Is it possible that Trotsky was unaware of this or tried to hide it? Is it true that even Trotsky first conceived of insurrection on October 22nd? One need but turn to volume III of the History and find a complete chapter on Lenin’s continual proposals for insurrection from July upward! Olgin read this chapter. But he assumes that the readers of the Communist have not and will not do so! Even Olgin can easily understand that what Trotsky means in the quoted paragraph is that the idea of insurrection first took form at that moment among the masses in the Soviets rather than in the minds of Lenin and Trotsky. Further that the idea was then concretized that the Soviet rather than the Bolshevik party directly or a new organ, would be the official instrument of the insurrection – a question not definitely decided up to then. Olgin’s purpose is not the review of history. It is rather that of discrediting and slandering the present day Marxists.

Finally Olgin disputes Trotsky’s statement that the official Stalinist historians present the question of the voting of the Bolshevik Central Committee (on October 23) for insurrection as though the entire party leadership except Zinoviev and Kamenev stood for insurrection. The constant re-writings of the history of the Bolshevik party for the factional purposes of the Stalinists are notorious. Olgin however finds a quotation to serve his purpose. We assume that he picked the strongest available.

“The course on insurrection taken by Lenin, however, met with resistance on the part of some members of the Central Committee, in the first place on the part of Kamenev and Zinoviev.” This reads a history of the Russian party by Bubnov, present Commissar of Education.
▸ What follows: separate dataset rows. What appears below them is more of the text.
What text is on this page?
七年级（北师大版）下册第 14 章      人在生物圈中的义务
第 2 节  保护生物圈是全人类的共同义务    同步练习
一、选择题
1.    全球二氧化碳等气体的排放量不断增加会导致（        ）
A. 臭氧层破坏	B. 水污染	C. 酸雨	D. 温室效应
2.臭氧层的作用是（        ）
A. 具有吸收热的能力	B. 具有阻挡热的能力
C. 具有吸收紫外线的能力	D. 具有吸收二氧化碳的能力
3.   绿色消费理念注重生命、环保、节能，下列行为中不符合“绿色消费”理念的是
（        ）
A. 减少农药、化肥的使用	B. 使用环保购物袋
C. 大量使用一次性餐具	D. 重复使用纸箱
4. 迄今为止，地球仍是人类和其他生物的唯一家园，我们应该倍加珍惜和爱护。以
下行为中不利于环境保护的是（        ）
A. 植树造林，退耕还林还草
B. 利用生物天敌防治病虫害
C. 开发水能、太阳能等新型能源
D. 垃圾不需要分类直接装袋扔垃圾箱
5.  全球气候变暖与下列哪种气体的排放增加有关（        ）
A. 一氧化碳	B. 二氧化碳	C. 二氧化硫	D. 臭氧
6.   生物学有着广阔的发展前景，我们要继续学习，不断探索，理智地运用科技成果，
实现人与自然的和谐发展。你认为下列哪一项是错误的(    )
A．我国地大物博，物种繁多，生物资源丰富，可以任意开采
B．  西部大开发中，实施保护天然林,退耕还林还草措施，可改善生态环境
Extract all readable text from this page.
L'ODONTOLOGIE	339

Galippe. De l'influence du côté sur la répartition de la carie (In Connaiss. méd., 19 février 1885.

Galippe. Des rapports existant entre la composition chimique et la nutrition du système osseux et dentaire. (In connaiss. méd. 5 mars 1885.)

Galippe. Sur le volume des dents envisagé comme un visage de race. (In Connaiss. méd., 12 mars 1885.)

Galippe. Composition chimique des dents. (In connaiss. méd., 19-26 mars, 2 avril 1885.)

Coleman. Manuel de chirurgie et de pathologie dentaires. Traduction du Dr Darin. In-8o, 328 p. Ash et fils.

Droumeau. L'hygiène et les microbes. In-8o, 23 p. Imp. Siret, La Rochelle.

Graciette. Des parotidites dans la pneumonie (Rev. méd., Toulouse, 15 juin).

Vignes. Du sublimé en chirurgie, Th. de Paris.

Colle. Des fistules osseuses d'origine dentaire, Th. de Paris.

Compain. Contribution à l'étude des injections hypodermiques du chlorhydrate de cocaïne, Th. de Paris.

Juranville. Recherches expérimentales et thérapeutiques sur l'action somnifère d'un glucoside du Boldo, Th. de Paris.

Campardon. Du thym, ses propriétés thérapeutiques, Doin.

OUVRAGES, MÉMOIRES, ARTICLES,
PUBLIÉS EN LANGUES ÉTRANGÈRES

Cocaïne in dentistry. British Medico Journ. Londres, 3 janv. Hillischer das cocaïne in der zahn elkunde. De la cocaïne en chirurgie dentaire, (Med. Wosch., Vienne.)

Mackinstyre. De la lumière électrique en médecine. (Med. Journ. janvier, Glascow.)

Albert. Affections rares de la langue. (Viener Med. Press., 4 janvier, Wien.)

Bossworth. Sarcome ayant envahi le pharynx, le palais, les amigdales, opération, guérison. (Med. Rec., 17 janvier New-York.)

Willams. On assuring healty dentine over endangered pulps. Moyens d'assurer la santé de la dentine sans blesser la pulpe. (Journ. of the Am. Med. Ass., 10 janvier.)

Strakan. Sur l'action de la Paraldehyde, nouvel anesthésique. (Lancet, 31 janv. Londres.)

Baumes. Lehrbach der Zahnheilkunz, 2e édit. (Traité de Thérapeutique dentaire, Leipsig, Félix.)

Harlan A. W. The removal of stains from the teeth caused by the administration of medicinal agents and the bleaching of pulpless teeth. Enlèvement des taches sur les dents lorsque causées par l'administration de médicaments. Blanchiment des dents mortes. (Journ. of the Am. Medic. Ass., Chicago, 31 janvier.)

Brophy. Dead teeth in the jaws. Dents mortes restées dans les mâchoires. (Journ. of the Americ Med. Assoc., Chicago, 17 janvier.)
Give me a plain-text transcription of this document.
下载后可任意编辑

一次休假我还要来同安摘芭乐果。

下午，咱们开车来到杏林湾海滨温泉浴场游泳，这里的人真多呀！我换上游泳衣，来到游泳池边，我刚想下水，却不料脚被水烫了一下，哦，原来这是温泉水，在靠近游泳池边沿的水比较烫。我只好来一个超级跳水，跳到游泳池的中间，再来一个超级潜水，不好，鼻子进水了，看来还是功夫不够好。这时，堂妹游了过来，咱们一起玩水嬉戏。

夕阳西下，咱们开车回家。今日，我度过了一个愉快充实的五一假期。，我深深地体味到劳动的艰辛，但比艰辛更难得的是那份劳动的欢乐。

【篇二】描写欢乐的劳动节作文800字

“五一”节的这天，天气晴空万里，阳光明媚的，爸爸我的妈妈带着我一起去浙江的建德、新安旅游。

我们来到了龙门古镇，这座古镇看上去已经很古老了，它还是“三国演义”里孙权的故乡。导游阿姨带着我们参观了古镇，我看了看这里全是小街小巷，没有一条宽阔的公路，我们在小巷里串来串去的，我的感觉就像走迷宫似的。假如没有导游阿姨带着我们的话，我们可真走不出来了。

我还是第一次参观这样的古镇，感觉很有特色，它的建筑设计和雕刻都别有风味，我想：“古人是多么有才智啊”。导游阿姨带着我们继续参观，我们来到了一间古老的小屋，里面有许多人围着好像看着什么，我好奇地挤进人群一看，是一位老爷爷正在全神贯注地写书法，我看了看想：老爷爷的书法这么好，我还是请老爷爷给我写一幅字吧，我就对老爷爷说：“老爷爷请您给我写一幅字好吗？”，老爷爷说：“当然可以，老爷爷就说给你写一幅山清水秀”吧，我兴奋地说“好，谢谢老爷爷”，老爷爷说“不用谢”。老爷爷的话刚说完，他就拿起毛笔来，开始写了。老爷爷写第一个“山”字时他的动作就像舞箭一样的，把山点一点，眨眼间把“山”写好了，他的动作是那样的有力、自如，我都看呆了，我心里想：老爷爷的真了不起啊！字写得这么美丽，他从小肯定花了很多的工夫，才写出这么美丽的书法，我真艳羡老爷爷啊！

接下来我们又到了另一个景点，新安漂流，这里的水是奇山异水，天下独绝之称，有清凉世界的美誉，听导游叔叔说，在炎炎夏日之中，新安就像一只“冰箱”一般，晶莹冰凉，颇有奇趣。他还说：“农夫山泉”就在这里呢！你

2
Who are these others? Not a word. They are revealed when the individuals fall in the bad graces of the present ruling regime, as Kamenev and Zinoviev have on a number of occasions!

For the Stalinist historians to literally confine the disputes (on insurrection and other questions) to Zinoviev and Kamenev alone would require the suppression of about nine-tenths of Lenin’s writings between July and November 1917. This has been found impossible even by the expert Stalinist censors. So they resort to anonymity with regard to the other personages.

The world revolutionary movement will have to purge itself of the falsifiers and revisionists of Marxism, the extensive staff of official “historians” and “theoreticians” exemplified by Moissaye Olgin.